Screenshot showing choropleth of density of workplace locations across Newcastle

Screenshot showing school locations

• Possible sensor networks: 200 possible sensor networks are generated by a genetic algorithm and plotted on a scatter graph according to how well they serve each of the user’s priority areas. The user creates a query using this form:

Query Builder

Highcharts.js was used to implement the graph and features such as clickable points, which change icon and colour to a green triangle to show which network is currently displayed on the base map. As the user interacts with the network, the adjusted coverage is plotted by dynamically adding another point (yellow diamond). The graph highlights gains and losses; for example, the green triangle in the image below shows a network that performs very highly for workers, but poorly for where people who are over 65 live.

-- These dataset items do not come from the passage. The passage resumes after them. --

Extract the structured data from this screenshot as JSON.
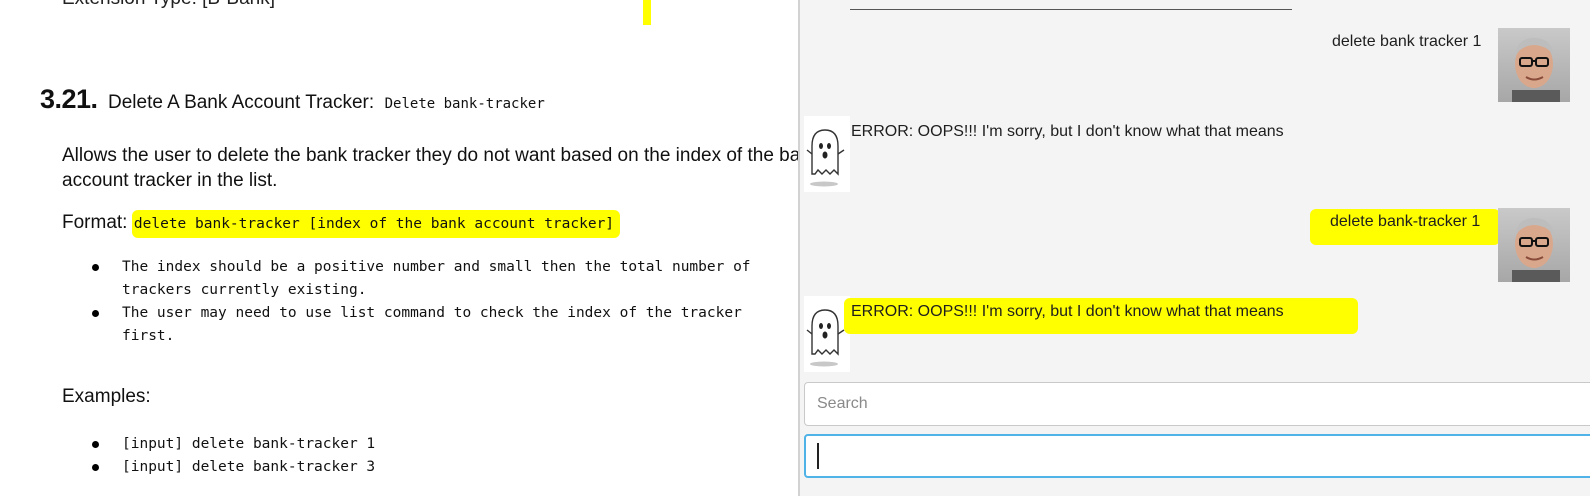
{
  "document": {
    "cut_off_line": "Extension Type: [B-Bank]",
    "section": {
      "number": "3.21.",
      "title": "Delete A Bank Account Tracker:",
      "command": "Delete bank-tracker"
    },
    "description": "Allows the user to delete the bank tracker they do not want based on the index of the bank account tracker in the list.",
    "format": {
      "label": "Format:",
      "syntax": "delete bank-tracker [index of the bank account tracker]"
    },
    "notes": [
      "The index should be a positive number and small then the total number of trackers currently existing.",
      "The user may need to use list command to check the index of the tracker first."
    ],
    "examples_heading": "Examples:",
    "examples": [
      "[input] delete bank-tracker 1",
      "[input] delete bank-tracker 3"
    ]
  },
  "chat": {
    "divider": "____________________________________________________________",
    "messages": [
      {
        "sender": "user",
        "text": "delete bank tracker 1",
        "highlighted": false
      },
      {
        "sender": "bot",
        "text": "ERROR: OOPS!!! I'm sorry, but I don't know what that means",
        "highlighted": false
      },
      {
        "sender": "user",
        "text": "delete bank-tracker 1",
        "highlighted": true
      },
      {
        "sender": "bot",
        "text": "ERROR: OOPS!!! I'm sorry, but I don't know what that means",
        "highlighted": true
      }
    ],
    "search": {
      "placeholder": "Search",
      "value": ""
    },
    "input": {
      "value": ""
    }
  },
  "colors": {
    "highlight": "#ffff00",
    "chat_background": "#f4f4f4",
    "input_focus_border": "#4fb3e8"
  },
  "icons": {
    "user_avatar": "person-photo-avatar",
    "bot_avatar": "ghost-icon"
  }
}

Screenshot of query results showing possible networks plotted on graph and options to filter, view, and interact with the networks

• Viewing a sensor network: a single network can be displayed on the map at a time, with a shading per OA according to how well-covered it is by sensors. The darker green indicates a higher coverage.

Screenshot of sensor locations plotted in purple, possible additional locations in blue, and coverage per OA in green shading

• Interacting with the sensor network: Leaflet.js features and plugins are used to offer the user draggable sensors which snap to the nearest of set sensor locations (shown by blue dots in the image above). Users can click on a blue dot to add a new sensor and click on an existing sensor to delete it. Each adjustment causes the coverage to be recalculated and the graph and OA shading to be updated.

Algorithm + Human

By offering decision-makers data about their area’s inhabitants and infrastructure, they can make better decisions about how smart cities can be organised in a fair way. Users can explore how different sensor placements have gains and losses for inhabitants. The tool suggests a way to consider what is happening across the whole city (where people live and work, how they get between these places and where the most vulnerable are), along with the user’s knowledge of particular areas (modifying the algorithm’s sensor placements). Decision-makers can think through the impact of their choices in an accessible and visual manner.